Another film with a heavy-handed environmental message, On Deadly Ground follows a super agent who fights against an evil oil corporation.  This is a special Steven Segal movie as it is the only film he ever directed.  It was a vanity project that exists solely because Segal realized he was a star, and decided he’s swing his junk around for everyone to see for a few hours.
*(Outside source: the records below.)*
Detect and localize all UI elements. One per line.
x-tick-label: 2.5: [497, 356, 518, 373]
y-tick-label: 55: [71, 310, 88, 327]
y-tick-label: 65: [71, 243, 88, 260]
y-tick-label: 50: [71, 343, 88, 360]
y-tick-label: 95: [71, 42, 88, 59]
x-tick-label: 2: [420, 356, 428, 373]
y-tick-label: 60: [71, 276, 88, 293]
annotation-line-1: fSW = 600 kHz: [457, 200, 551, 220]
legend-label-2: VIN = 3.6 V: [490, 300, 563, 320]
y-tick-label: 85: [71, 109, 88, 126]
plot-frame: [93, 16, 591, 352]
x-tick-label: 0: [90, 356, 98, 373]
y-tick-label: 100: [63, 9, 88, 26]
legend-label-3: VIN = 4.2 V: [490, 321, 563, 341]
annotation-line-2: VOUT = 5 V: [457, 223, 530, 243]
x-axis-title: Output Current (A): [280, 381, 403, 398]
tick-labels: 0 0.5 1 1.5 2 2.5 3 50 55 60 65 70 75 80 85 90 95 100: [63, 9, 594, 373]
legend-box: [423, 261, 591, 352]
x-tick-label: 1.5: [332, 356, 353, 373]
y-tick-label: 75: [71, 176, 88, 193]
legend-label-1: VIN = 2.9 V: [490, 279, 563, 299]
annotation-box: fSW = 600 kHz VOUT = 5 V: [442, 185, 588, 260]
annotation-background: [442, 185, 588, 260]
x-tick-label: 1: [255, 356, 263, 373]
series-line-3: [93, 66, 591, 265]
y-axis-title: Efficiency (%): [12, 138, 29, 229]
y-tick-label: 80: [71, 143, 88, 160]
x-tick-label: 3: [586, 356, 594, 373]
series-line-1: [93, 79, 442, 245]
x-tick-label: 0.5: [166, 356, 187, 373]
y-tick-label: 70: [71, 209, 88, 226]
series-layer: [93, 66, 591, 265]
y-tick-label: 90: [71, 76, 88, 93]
Segal plays Forest Taft, an “oil fire specialist” who discovers that an (evil) oil company is violating safety standards at the expense of some local Inuit... or something.  After the oil exec tries to kill Forrest in an explosion, he is rescued by natives and we get a fairly racist display of Inuit culture (some of Segal’s stunning dialogue from this scene: “You tell him I’m a mouse... hiding from the hawks in the house of Raven.”  No.  It doesn’t make sense in context).  So Segal fights a bear and turns down some hot sex and then he’s enlightened (the “Chosen one”!!!).  So it turns out he is destined to destroy the evil oil company, so he sets out on a quest to take out his former boss.  How does a fire specialist do this you may ask?  Oh!  He just so happens to be a former special agent.  Yay!  Plot contrivance!  So it all ends with Segal preaching to us about the evils of oil and slaps its audience in the face with all of its metaphysical B.S.

Man, this one is bad.  It’s filled with so much metaphor and so many references to animal spirits (to nail home the Inuit culture aspect) that it can easily be awarded the Most Pretentious Action Movie award.  If the hammy plot and dialogue was not bad enough, Segal is at his absolute worst here, and the rest of the cast really do not really help things.  Michael Cane plays the super evil oil exec who overacts so much in this film it makes me long for Pauly Shore (really).  John C. McGinley (Dr. Cox from Scrubs) is Cane’s goon who is more or less a sadist.  Both are terrible under Segal’s direction.

On Deadly Ground has some of the worst dialogue you’ll ever hear in a major studio film.  Written by Ed Horowitz and Robin U. Russin.  You haven’t heard of them?  That’s okay, this is the one of the only major film credits to either of them in IMDB.  Horowitz went on to write a few straight-to-television projects and the equally bad and stupid Segal actioner Exit Wounds.  Their screenplay has Segal spouting out sage-like wisdom while blowing up buildings and beating people to a bloody pulp.  This movie hits us over the head with sanctimonious environmentalism while the body count goes up and up.  Despite the small repertoire of the writing staff, this is one legacy of a film.  It was nominated for every major Razzie award and Segal even won the not-so-coveted “Worst Director” award.

On Deadly Ground is impressively bad, even for a Steven Segal movie.  To add insult to injury, this one reached #1 at the box office.  Yep, folks, this movie outranked Philadelphia and Schindler’s List (!!!) in the weekend box office.  Good job America!  You failed!